Here's a hint: in the everyday world, those terms might seem like they mean the same thing, but in the world of encoders, accuracy or precision won't help you solve this problem nearly as much as resolution will. Understanding resolution, accuracy and precision—their differences and the separate encoder characteristics they define—will clear up any confusion and help you select the best encoder for your application.

When people call US Digital and ask for an encoder with “high accuracy” or “high precision,” most of the time we find they are actually asking for an encoder with high resolution, according to Joshua Morris, US Digital Tech Support Representative.

Why the misunderstanding? Accuracy and precision are often used informally in the everyday world, as if they mean the same thing. Someone might say that measuring to the nearest sixteenth of an inch is more accurate (or precise) than measuring to a quarter of an inch, for example.

In the world of encoders, however, accuracy and precision have nothing to do with how small or fine the level of detail measured. That, instead, is a function of resolution.

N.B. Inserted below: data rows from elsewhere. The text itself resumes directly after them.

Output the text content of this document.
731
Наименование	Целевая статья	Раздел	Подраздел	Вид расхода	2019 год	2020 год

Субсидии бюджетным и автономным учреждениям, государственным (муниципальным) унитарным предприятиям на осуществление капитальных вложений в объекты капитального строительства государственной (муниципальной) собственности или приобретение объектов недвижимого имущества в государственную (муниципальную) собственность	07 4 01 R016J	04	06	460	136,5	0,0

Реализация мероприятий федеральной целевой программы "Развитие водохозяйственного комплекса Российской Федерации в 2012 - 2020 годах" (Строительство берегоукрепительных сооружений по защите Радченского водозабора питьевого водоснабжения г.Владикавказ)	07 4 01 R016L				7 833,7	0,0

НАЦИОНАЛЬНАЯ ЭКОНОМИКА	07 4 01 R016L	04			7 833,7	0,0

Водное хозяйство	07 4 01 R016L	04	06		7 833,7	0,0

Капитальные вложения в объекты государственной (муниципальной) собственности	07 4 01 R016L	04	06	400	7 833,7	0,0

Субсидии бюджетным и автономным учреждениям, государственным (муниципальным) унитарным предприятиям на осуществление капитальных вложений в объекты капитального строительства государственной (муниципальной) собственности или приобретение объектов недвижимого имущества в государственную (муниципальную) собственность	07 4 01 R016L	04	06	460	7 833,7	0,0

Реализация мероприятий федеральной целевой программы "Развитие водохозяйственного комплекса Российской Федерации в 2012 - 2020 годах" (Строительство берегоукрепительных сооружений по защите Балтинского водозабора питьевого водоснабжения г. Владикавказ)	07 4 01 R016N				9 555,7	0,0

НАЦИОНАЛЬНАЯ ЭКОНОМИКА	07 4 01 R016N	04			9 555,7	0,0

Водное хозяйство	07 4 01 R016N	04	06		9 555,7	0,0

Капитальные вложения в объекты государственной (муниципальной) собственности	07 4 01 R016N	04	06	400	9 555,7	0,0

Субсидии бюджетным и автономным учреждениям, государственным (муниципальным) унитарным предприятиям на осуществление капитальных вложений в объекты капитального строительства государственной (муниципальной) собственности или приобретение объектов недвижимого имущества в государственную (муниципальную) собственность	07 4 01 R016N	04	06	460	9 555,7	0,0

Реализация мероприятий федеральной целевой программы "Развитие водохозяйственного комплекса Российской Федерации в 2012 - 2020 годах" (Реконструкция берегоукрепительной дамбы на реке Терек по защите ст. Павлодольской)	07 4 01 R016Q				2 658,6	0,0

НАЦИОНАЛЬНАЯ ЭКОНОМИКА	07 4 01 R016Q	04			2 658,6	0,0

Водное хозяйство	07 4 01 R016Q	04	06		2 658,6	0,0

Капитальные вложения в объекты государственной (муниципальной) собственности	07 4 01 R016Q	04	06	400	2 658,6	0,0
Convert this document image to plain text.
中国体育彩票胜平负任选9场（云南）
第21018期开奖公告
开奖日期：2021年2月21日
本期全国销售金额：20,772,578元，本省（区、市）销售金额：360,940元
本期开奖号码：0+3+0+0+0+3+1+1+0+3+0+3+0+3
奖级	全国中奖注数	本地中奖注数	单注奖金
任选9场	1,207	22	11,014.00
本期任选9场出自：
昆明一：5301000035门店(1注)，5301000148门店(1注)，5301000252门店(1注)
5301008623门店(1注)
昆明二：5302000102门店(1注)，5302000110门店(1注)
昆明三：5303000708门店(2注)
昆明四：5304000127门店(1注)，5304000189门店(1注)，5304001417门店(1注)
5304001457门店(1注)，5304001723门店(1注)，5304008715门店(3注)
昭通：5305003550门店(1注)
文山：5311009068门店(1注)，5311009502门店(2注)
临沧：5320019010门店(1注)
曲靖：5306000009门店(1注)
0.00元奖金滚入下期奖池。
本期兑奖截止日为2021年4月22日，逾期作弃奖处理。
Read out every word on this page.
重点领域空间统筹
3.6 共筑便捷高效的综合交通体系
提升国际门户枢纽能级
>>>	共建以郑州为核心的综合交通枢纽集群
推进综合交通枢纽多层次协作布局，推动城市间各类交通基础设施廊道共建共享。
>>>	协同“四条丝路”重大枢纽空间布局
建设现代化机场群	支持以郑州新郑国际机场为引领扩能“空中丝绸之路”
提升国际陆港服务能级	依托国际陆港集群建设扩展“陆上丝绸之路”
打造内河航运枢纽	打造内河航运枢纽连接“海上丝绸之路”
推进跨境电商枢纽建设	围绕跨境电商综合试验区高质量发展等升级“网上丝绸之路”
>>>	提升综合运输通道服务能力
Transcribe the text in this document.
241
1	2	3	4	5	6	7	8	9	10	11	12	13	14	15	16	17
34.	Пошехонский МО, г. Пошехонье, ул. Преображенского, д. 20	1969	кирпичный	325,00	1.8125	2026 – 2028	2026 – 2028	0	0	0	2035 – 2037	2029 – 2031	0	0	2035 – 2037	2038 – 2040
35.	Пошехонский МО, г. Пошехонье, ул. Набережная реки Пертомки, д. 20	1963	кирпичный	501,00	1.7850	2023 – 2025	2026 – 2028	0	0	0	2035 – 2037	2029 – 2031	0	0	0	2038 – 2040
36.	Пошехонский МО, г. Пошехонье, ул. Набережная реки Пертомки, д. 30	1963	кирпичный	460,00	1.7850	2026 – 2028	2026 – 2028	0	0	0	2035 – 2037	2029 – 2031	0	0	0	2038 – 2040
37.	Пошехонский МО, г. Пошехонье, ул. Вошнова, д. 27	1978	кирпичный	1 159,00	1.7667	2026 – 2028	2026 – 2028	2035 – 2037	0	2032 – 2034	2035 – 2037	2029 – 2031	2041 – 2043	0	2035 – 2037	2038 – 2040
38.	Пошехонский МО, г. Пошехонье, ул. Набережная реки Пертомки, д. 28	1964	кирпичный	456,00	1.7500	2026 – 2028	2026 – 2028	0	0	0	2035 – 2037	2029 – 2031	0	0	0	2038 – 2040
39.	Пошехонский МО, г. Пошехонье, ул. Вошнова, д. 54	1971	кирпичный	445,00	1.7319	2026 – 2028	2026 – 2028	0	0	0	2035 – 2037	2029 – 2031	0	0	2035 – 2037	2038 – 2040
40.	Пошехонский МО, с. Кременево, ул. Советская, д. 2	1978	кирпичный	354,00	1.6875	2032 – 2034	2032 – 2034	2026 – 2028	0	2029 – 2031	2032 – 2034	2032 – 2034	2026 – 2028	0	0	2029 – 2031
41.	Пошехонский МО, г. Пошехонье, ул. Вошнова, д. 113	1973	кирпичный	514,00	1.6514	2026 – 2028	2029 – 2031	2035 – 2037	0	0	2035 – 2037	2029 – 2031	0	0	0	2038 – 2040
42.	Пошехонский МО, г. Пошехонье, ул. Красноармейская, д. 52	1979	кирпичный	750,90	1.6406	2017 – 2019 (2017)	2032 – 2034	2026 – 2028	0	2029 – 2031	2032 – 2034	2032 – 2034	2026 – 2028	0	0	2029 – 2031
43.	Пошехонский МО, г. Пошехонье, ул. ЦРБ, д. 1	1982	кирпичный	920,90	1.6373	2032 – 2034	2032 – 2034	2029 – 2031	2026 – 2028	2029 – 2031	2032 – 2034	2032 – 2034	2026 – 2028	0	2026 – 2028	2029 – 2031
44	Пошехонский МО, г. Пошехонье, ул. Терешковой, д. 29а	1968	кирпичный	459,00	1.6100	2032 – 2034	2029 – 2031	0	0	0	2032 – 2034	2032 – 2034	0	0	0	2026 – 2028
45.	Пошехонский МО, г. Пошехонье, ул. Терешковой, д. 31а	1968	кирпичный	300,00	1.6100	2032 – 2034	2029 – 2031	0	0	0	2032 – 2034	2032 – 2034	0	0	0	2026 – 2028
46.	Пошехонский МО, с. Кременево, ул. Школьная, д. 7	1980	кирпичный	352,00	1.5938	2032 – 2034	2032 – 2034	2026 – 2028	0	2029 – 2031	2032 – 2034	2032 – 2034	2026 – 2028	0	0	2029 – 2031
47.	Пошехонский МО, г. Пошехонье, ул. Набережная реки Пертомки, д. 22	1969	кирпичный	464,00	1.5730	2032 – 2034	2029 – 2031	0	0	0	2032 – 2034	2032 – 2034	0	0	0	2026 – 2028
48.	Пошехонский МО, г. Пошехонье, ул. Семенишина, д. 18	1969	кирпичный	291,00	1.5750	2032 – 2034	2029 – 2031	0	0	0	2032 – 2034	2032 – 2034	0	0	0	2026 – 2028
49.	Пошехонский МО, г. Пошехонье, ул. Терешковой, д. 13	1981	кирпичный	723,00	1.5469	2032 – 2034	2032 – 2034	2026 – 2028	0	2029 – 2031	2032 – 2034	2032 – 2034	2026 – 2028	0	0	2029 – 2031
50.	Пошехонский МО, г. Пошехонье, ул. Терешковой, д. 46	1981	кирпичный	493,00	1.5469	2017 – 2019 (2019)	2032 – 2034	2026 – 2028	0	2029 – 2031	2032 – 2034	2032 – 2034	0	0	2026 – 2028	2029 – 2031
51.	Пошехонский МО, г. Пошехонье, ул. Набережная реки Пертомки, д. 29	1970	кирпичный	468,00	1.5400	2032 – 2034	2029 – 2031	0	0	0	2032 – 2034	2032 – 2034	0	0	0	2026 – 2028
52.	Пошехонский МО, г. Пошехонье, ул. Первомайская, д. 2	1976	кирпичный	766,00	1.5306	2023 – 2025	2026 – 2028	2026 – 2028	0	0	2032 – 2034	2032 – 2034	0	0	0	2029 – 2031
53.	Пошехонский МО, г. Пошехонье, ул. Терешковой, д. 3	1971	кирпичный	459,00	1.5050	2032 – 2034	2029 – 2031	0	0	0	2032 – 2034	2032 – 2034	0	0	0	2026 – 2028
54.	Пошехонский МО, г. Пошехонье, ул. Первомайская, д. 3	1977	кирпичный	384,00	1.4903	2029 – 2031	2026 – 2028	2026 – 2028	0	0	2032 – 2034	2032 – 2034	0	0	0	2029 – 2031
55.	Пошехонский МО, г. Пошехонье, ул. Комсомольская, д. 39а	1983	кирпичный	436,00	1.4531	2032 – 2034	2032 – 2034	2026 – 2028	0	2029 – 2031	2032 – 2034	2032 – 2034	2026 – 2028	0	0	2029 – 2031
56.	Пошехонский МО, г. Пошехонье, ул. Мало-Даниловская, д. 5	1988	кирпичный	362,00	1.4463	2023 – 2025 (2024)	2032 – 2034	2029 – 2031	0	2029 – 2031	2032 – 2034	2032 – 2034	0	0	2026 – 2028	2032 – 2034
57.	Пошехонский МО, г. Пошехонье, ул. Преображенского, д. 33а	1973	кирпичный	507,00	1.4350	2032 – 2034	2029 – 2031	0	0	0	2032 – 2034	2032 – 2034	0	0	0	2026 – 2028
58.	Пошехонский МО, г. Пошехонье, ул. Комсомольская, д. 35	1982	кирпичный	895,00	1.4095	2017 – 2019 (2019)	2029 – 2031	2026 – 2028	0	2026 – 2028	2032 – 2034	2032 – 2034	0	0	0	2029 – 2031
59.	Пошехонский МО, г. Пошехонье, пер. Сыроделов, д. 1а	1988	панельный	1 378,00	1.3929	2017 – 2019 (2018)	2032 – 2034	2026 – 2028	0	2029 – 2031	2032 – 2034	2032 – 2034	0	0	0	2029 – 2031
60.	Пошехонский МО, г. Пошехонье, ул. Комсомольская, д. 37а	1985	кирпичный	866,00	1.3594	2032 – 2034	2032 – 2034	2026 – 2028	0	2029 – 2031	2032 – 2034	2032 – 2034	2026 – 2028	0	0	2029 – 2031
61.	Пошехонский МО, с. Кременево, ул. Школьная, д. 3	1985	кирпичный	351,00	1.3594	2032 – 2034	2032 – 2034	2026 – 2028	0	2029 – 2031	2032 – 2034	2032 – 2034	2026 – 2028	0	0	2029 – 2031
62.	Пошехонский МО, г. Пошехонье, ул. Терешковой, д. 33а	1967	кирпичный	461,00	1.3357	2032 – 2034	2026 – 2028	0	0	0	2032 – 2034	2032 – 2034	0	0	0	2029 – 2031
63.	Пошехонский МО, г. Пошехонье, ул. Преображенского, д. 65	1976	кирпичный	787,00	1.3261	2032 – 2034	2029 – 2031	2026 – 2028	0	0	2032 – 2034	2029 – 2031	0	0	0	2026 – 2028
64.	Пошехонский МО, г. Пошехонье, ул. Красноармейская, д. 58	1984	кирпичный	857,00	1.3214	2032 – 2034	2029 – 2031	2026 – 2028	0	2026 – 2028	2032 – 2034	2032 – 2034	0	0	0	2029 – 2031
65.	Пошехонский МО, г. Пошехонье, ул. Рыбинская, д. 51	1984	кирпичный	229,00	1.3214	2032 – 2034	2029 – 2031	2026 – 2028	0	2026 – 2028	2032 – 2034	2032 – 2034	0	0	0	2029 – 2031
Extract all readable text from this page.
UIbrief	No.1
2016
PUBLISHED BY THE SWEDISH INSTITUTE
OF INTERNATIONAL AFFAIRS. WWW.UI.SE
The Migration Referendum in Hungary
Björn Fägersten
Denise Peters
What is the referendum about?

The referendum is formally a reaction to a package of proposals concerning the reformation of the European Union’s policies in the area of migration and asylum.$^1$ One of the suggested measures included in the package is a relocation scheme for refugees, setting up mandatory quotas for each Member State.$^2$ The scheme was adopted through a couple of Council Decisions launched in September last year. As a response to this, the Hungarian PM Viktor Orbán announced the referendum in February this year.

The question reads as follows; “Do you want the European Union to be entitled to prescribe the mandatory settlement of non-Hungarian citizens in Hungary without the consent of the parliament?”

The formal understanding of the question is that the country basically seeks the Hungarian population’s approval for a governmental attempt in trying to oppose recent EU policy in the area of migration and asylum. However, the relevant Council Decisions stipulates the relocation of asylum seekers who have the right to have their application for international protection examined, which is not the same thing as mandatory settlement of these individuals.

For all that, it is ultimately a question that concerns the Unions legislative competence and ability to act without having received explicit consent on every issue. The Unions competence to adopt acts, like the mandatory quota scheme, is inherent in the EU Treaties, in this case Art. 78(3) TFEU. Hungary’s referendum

In the following sections we'll define each of these terms, and then finish with an example that ties everything together. We will focus on incremental encoders and, more specifically, optical encoders as they are the most popular.

ENCODER RESOLUTION DEFINED

Resolution specifies the smallest distance that can be measured by an encoder. It's determined by the disk or strip. An optical encoder, for example, has lines and windows printed on the disk or strip. As the number of line and window pairs increases, the divisions between them become closer, and smaller distances can be measured. This results in higher resolution.

Resolution is stated in Cycles Per Revolution (CPR) for rotary encoders, or in Lines Per Inch (LPI) or Cycles Per Inch (CPI) for linear encoders. These terms are used for all encoder types—optical, magnetic or capacitive.

You can use higher resolution to measure very small distances, but that's not always necessary. At faster RPMs, information may be delivered too quickly for the encoder to process. A lower resolution encoder may be a better choice in that case. You may find that in your application low or medium resolution encoders are perfectly adequate.

To determine the resolution you need, first calculate the smallest increment you must measure. That will determine your minimum resolution. You can increase your resolution from there to a number that might work better for your data acquisition system, or maybe to a stock resolution. Just keep in mind the advice in the previous paragraph—make sure the resolution will work in your application. For more details, see our White Paper: Resolution, Accuracy and Precision of Encoders.

ENCODER ACCURACY DEFINED

Accuracy is a term used to describe the difference between target position and actual position. Encoder accuracy is specified in degrees, arcminutes or arcseconds.

Within the encoder itself, accuracy can be affected by several variables.

• Imaging: location of the lines on the disk must be exact, or accuracy will suffer
• Installation: mounting an encoder hubdisk off center on the shaft can decrease accuracy
• Size: an encoder with a larger disk will be more accurate than one with a smaller disk

External to the encoder, other mechanical parts of the application affect system accuracy. Gear backlash, leadscrews, shaft and bearing play can add up and have much more of an effect than the encoder's accuracy contribution.